This is all coming about because we have severely mismatched the power to produce with the possession of unsatisfied needs and wants. Those capital owners who have unsatisfied needs and wants have ready access through conventional finance to get as much or more productive capital as they want. Our tax laws are designed to further benefit the 1 percent by providing enormous write-offs and credits to producers (corporations) who are owned by the few, who already produce more than they can consume. Those who have only their labor power and its precarious value held up by coercive rigging and who desperately need capital ownership to enable them to be capital workers as well as labor workers to have a way to earn more income, cannot satisfy their unsatisfied needs and wants. With only access to labor wages, the 99 percenters will continue, in desperation, to demand more and more pay for the same or less work, as their input is exponentially replaced by productive capital.

But if we change direction and systematically build earning power into consumers, we have the opportunity to reverse the depression perpetrated by systematically limiting the 99 percent to labor wages alone and through technology eliminating their jobs.
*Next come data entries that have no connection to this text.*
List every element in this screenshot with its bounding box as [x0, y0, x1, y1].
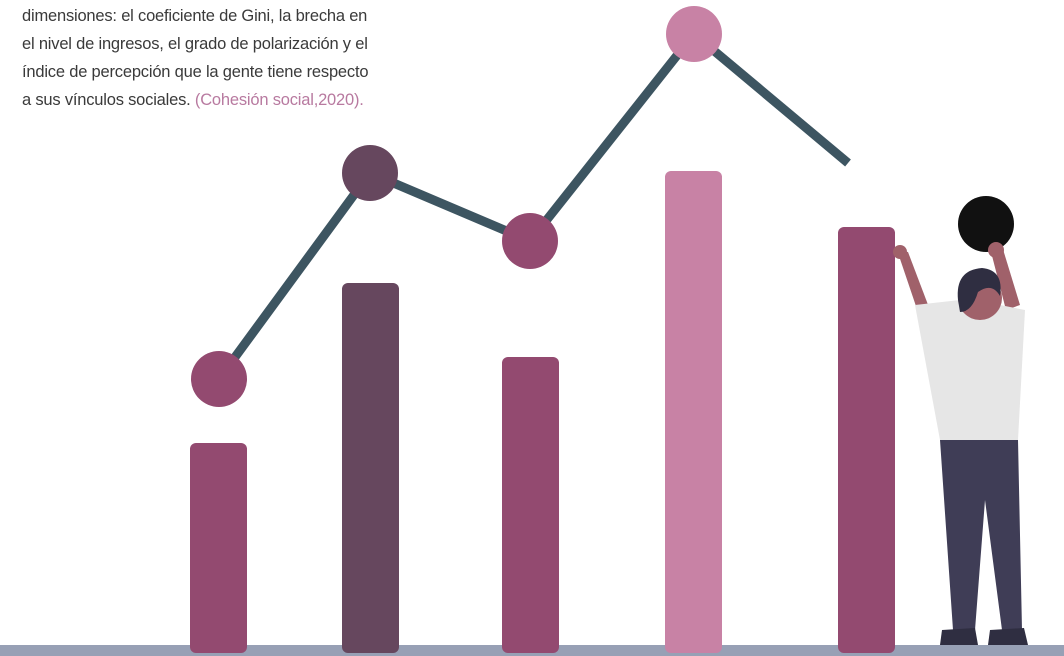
text-line: a sus vínculos sociales. (Cohesión socia… [22, 86, 502, 114]
point [191, 351, 247, 407]
shoe [988, 628, 1028, 645]
text-span: a sus vínculos sociales. [22, 91, 195, 109]
hand [893, 245, 907, 259]
arm [897, 250, 930, 318]
hand [988, 242, 1004, 258]
paragraph: dimensiones: el coeficiente de Gini, la … [22, 2, 502, 114]
arm [990, 246, 1020, 310]
point [342, 145, 398, 201]
ball [958, 196, 1014, 252]
text-line: índice de percepción que la gente tiene … [22, 63, 369, 81]
bar [838, 227, 895, 653]
text-line: dimensiones: el coeficiente de Gini, la … [22, 7, 368, 25]
citation: (Cohesión social,2020). [194, 91, 364, 109]
point [502, 213, 558, 269]
shoe [940, 628, 978, 645]
text-line: el nivel de ingresos, el grado de polari… [22, 35, 368, 53]
bar [502, 357, 559, 653]
shirt [915, 300, 1025, 440]
person [893, 196, 1028, 645]
bar [190, 443, 247, 653]
bar [665, 171, 722, 653]
pants [940, 440, 1022, 630]
bar [342, 283, 399, 653]
point [666, 6, 722, 62]
hair [957, 268, 1001, 312]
We need solutions to grow the economy in ways that create productive jobs and widespread equity sharing. We need to systematically make insured, interest-free capital credit to purchase capital accessible to economically underpowered people (the 99 percent) in which the income from the capital investment is isolated until it pays for itself, and then begins to produce a stream of dividend income to the new capitalists. This can only be accomplished by enabling every person to have access to capital ownership and purchase the capital, and pay for it out of what the capital produces. It’s time good and well-intentioned people woke up and adopted a Just Third Way paradigm (http://cesj.org/learn/just-third-way/) beyond the greed model of monopoly, “hoggist” capitalism and the envy model of the traditional welfare state. This will promote peace, prosperity, and freedom through harmonious justice.